Solitamente, evito di guardare la loro fumosa
inconsistenza. Le trattengo il meno possibile, un po' schifata dai loro
sentimenti.
Un esercito di ingrati, senza scrupoli, pronti a tutto
per riassaporare qualche misero momento da Mortali, per essere per pochi
secondi quello che sono stati: creature frivole, senza senso del dovere, facili
da manipolare e corrompere. Nient’altro.
Eppure, anche loro sono qualcosa, mentre io? Io cosa
sono?
Continuo a interrogarmi sulla mia esistenza, sul mio
essere mentre, incerta, scrivo su pagine bianche di un diario senza fine. Sono
solo appunti; sono appunti di una vita eterna che non avrà mai pace: la mia
vita.
Non sono un Angelo e non sono un Demonio; sono una
creazione, un esperimento che forse non è neanche riuscito.

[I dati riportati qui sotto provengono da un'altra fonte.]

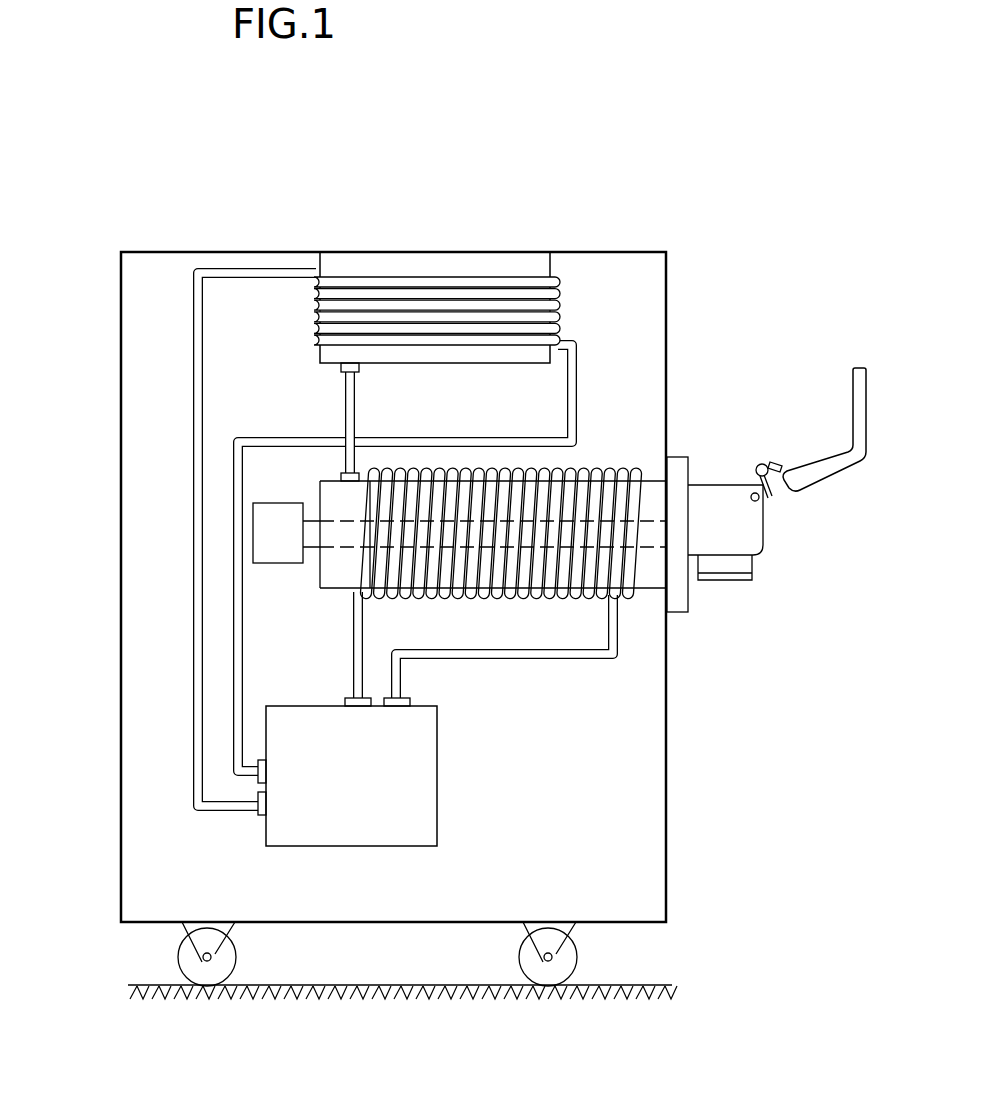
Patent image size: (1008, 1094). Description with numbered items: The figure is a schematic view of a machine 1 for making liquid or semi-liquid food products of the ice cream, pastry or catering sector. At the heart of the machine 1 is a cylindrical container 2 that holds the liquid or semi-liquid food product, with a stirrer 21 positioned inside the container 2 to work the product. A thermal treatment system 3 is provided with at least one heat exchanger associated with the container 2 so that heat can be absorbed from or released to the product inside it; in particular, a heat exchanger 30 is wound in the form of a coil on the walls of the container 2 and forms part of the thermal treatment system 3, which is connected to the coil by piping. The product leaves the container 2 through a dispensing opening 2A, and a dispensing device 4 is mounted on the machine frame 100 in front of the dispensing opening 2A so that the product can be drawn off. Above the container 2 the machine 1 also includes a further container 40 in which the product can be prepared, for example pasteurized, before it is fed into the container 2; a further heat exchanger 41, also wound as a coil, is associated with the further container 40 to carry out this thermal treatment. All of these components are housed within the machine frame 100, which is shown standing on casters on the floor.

The machine 1 is at (650, 192).
The machine frame 100 is at (663, 654).
The further container 40 is at (480, 248).
The further heat exchanger 41 is at (570, 282).
The stirrer 21 is at (344, 570).
The container 2 is at (645, 475).
The heat exchanger 30 is at (486, 604).
The dispensing opening 2A is at (667, 497).
The dispensing device 4 is at (784, 521).
The thermal treatment system 3 is at (344, 785).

Non sono un Angelo e non sono un Demonio: io soffro;
fredde lacrime percorrono il mio viso ogni giorno, rotolano lungo le mie guance
e muoiono sulle mie labbra. Soffro. Gli Angeli non soffrono perché non hanno
motivo di soffrire, sono figli del Creatore, sono creature sacre. I Demoni non
soffrono perché non hanno il cuore o l’anima per farlo.
Io invece soffro, sanguino come una qualsiasi Umana, ho
le ali degl’Angeli e la spietatezza dei Demoni. Che sono io?
Ricordo che quando posi a mio padre tale domanda, egli mi
rispose con un sorriso sbieco e con parole gelide. Per lui io non sono.
Quella affermazione mi dilaniò il cuore per giorni, finché mi resi conto che
anche per me, lui, non era.
Non chiesi mai a mio padre chi fosse mia madre, non gli
domandai mai se avessi fratelli o sorelle; non ho desiderio di scoprirlo, o
forse non voglio turbare la sua irrequieta pace.
L’unico mio desiderio, adesso, è volare al di sopra delle
nuvole, oltre il cielo, oltre il sole, col vento sulla pelle. Sono solo
desideri. Io non posso permettermi alcun desiderio, nessun sogno.
Non ho mai visto la luce del sole e mai la vedrò. Il
cielo non so cosa sia e mai lo scoprirò. Non ho mai avvertito il vento sulla
pelle e mai lo sentirò. Tutto questo non può far altro che farmi soffrire.